Sorption of hydrogen by palladium and palladium/silver alloy wires

Abstract

Heats of adsorption q(θ), sticking probabilities and temperature programmed desorption spectra are reported for the adsorption of H₂ onto clean wire surfaces of Pd, all as functions of coverage θ. Data, principally from temperature programmed desorption, have also been obtained for the inter action of H₂ with two Pd/Ag alloys.

The low temperature (104 K) sorption properties of Pd were dominated by the occurrence of absorption which limited the applicability of the technique used to determine q(θ). Certain sites on the Pd surface had to be occupied by strongly bound, β, adsorbed hydrogen before absorption could occur at 104 K, and the probability of their occupation depended on the mode of preadsorption. This is interpreted as evidence for the occurrence of metastable surface precursor states to absorption for which q was 30–60 kJ mol^–1.

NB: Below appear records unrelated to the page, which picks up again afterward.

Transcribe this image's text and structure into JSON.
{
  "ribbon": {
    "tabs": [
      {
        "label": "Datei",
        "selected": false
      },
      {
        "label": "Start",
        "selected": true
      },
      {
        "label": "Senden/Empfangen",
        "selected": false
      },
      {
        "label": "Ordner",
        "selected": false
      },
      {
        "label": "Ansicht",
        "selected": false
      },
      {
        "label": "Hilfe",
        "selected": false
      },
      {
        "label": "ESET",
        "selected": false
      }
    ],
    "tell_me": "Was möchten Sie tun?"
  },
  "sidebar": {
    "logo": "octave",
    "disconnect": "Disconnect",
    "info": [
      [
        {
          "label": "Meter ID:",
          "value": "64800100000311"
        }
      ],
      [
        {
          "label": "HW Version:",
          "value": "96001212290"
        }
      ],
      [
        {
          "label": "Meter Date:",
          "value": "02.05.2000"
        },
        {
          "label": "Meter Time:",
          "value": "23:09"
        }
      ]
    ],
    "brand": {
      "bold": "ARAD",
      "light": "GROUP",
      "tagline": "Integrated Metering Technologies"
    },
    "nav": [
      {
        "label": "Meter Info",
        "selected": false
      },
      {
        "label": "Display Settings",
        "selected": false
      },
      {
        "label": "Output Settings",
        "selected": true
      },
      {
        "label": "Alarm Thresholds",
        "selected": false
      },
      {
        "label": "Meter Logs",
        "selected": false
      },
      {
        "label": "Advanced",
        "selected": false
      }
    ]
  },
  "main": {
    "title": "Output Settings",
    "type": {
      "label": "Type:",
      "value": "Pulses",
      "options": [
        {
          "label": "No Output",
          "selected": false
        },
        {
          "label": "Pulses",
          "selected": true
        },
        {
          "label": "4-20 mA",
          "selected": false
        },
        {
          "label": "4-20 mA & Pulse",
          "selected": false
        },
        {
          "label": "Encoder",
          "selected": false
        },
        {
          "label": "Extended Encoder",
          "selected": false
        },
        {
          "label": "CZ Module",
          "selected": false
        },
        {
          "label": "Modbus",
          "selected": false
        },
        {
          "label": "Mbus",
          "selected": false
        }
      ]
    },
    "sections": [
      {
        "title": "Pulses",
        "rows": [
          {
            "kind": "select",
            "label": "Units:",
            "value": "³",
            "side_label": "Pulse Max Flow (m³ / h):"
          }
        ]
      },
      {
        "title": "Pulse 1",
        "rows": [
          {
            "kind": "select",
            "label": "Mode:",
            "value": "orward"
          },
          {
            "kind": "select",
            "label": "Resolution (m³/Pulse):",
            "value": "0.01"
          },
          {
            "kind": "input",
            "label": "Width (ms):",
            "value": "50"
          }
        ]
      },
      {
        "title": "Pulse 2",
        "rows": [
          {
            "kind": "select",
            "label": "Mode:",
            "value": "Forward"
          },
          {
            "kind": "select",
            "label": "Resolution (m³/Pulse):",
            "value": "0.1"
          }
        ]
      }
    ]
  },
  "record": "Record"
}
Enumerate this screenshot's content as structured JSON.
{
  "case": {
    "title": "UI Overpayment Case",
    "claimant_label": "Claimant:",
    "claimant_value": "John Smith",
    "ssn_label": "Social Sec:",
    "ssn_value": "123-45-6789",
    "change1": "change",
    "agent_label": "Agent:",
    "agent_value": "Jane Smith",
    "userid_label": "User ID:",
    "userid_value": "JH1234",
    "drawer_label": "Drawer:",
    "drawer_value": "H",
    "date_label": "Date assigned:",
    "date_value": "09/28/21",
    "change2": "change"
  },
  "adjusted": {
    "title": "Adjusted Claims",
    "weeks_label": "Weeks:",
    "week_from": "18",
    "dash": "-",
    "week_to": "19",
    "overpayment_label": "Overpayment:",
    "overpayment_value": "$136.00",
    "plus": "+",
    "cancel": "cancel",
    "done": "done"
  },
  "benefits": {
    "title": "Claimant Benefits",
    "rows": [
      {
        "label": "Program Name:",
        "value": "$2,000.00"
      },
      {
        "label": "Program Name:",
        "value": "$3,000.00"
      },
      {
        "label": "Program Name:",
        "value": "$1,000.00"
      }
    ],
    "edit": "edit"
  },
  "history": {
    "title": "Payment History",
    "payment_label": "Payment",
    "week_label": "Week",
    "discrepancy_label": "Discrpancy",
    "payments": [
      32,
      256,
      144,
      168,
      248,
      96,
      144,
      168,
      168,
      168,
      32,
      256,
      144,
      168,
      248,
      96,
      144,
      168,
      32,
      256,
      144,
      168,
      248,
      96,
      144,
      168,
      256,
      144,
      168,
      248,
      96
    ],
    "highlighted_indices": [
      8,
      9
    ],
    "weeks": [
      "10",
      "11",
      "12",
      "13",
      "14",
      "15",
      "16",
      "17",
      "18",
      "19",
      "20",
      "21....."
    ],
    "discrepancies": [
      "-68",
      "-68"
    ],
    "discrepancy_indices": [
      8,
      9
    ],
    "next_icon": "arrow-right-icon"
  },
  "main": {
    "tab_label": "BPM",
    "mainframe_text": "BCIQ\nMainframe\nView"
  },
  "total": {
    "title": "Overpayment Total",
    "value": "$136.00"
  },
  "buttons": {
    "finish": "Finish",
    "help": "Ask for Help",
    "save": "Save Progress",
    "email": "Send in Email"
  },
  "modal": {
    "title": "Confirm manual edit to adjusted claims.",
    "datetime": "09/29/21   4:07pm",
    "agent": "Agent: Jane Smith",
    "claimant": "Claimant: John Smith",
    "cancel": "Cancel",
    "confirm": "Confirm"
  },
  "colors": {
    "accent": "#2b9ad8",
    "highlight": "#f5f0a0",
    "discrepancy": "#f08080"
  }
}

Sorption by both of the Pd/Ag alloys studied was activated, its rate decreasing as temperature decreased. A model is proposed for the absorbed state of H which rationalises why the forms of the H₂ desorption spectra from Pd and Pd/Ag alloys are dependent on metal sample size and which emphasises that large proportion of H₂ sorbed by these alloys (P_H2 < 5 mPa) may be absorbed even at room temperature. The possible role of absorbed hydrogen in catalytic reactions using H₂ and Pd or Pd/Ag alloys is briefly considered.